Is mobile phone use can actually lead to a complication for our health? Is it as bad as at first seems after reading the news headlines, as “This is what WhatsApp does to your back”? Well, there are nuances. Let’s see what they are.
First, the position of flexed neck and head forward is not exclusive to the use of mobile phones or tablets : a student in front of a book or some notes have a similar (or even worse position if the book is supported on a table and just below his head) that similarly it affects you. We just have to remember (or experience who would now touch) our time students to realize the position we used to keep in the classroom or library is practically the same. It is true that with the emergence of mobile and tablet maintain this position much longer per day, and may have been why have jumped alarms.

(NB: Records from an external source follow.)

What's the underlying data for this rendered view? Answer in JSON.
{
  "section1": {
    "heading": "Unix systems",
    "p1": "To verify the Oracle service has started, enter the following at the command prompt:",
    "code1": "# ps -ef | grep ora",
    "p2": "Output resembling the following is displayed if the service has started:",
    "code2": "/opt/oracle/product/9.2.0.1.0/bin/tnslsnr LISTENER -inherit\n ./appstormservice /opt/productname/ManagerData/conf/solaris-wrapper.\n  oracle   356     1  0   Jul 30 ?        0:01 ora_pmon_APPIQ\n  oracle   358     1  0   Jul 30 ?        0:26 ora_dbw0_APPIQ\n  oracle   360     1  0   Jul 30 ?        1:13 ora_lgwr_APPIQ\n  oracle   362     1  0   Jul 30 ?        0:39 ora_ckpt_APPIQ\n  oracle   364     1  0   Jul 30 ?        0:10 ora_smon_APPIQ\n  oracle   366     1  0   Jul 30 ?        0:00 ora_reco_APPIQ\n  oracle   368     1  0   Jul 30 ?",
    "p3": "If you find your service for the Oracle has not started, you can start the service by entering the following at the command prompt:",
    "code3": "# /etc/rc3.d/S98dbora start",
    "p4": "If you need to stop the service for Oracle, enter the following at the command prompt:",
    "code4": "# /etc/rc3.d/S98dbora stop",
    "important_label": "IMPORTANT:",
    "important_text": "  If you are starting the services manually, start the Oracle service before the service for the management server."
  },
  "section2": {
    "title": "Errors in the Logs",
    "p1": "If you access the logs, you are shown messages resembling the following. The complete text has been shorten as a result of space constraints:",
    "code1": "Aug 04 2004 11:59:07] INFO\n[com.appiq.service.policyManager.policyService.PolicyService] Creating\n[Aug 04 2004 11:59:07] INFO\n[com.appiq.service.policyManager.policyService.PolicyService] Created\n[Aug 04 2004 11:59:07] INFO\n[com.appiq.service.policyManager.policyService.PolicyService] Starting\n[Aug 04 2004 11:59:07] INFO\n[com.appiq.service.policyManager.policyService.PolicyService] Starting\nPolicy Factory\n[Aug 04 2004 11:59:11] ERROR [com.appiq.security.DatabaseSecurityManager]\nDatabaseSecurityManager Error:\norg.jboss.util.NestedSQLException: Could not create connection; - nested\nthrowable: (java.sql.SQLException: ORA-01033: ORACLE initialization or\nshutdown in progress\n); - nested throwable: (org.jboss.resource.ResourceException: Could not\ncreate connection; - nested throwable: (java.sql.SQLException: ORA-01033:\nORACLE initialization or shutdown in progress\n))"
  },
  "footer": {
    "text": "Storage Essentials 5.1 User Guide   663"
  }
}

An illuminating article is the physiotherapist Carlos Castano “Your neck, mobile and famous 27 kilos”, which dissects the study of Hansraj and brings up some studies on the underlying issue that really should concern: Would more neck flexion and head forward position are related to pain in the area?
Hansraj speaks in his study of stress, strength and weight to which is subjected the cervical spine with a higher or lower neck flexion, but not the relationship between neck pain or back with these factors. In fact, as Brown points out in his article, studies like this done on nurses or the other about musicians in which the conclusion is that there is no association between the posture or position of the neck and pain (at least in these two groups). In this other study of adolescents and published in 2016, also cited by Brown, it stated that there is no association between the position of the cervical spine and head and neck pain.
So should we stop worrying?
We must not stop worrying about our position in general, whether we are reading, using your mobile phone or reading in our tablet, but we must not be alarmist : An active lifestyle in which we move every so often (remember that the human body is designed to keep moving) and a responsible use of technology are fully supported.
Raise the head of the mobile (or book) from time to time, mobilize our joints, walk to improve circulation and oxygenation of tissues and maintain regularly a position in which we are comfortable and relaxed benefit our health in the long term.